The `GZIPInputStream.read()` will be updated to remove the check on `InputStream.available()`. The implementation, after reading a 8 byte GZIP stream trailer, will now attempt to read a GZIP stream header from the underlying input stream. If the additional `read()`s on the underlying input stream return enough bytes and those bytes represent a GZIP stream header, then the `GZIPInputStream.read()` method will consider that there is a concatenated GZIP stream and it will continue to return the uncompressed data even from the concatenated stream. If however, the `read()`s on the underlying input stream don't return enough bytes or the returned bytes don't represent a GZIP stream header, then the `GZIPInputStream` will be marked as having reached the end of compressed input stream.

Specification
-------------
There are no specification changes.



Comments
21-pool was required to be added, I did miss adding it by mistake. Thanks [~darcy]
25-06-2025

Updating fixVersion field to be consistent with text of the CSR.
24-06-2025

[~rreddy] can you take a look at the Fix Version labels here? They are inconsistent with the text. I can't seem to take any further steps to fix this without the `21-pool` label.
24-06-2025

It looks like an accidental omission that version 21 is not mentioned in the Fix Version/s list. [~darcy] can you please confirm?
24-06-2025

The description of this CSR notes that it covers 21, 17, and 11, but the "Fix Versions" field has 17, 11, and 8. Is that discrepancy intentional?
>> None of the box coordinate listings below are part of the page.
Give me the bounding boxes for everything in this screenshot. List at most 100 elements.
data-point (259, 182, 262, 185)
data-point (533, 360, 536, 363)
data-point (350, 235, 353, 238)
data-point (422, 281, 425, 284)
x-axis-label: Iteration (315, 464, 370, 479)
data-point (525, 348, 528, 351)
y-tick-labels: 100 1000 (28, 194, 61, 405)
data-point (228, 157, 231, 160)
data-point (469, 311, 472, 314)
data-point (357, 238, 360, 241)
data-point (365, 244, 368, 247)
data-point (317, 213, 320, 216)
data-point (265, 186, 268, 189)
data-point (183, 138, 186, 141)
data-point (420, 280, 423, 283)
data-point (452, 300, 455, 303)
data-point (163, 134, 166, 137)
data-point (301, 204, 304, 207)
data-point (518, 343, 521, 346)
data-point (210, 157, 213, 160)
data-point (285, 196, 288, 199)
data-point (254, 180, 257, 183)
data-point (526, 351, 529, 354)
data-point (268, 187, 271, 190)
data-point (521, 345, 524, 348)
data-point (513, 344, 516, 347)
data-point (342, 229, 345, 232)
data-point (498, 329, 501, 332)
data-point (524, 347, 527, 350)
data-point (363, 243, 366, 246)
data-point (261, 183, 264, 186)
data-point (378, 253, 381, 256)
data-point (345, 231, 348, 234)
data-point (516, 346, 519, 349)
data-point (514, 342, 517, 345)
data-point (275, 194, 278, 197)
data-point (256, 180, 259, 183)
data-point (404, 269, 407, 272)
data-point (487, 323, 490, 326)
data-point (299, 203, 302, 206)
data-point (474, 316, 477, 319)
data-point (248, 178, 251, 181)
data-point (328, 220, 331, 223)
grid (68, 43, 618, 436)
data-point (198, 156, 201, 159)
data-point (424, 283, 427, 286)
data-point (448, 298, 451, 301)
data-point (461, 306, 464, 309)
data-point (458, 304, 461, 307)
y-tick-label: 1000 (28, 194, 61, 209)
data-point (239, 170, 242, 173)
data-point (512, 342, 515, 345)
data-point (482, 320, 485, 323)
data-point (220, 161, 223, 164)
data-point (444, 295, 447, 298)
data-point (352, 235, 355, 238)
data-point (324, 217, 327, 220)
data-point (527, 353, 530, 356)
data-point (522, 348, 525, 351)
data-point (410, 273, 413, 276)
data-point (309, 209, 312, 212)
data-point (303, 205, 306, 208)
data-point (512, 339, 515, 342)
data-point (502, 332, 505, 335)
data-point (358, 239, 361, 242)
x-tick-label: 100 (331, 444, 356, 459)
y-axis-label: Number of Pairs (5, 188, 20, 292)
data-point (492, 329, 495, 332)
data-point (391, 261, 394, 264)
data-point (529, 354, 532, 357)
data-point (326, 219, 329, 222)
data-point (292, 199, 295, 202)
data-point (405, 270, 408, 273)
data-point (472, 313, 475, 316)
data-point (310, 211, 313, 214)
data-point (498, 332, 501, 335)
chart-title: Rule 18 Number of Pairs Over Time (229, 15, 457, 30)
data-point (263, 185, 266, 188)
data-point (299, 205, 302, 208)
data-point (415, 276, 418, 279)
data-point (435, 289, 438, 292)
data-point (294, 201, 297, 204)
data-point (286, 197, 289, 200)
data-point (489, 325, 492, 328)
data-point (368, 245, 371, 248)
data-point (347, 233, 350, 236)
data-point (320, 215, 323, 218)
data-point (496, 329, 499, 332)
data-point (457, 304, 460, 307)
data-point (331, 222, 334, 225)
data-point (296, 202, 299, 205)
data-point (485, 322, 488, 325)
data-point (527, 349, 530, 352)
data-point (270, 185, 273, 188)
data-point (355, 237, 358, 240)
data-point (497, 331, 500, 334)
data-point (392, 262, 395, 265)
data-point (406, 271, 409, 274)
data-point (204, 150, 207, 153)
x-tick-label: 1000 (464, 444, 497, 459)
I'd like to perform the backports and want to ensure it can move ahead for 21.
17-06-2025

Moving to Approved.
28-04-2025

As a reminder, the assignee of a CSR is responsible for advancing it when it is in Provisional state.
22-04-2025

Noting here the discussion I had with Ravi some days back about this backport. My opinion is that the backport of this change into update releases is OK. However, I would suggest that we wait a few more months (3 maybe) before we initiate this backport. The original change, that is being backported, was done in JDK 23, which has been just released. Although the change is isolated and as noted the compatibility risk is low, it would be good to allow applications to start using Java 23 and report any issues related to this change.
04-10-2024

Moving to Provisional. [~jpai] or [~rriggs], please review this backport CSR. [~rreddy], please Finalized this CSR after it has been reviewed.
27-09-2024

This CSR is same as original CSR - JDK-8327489
24-09-2024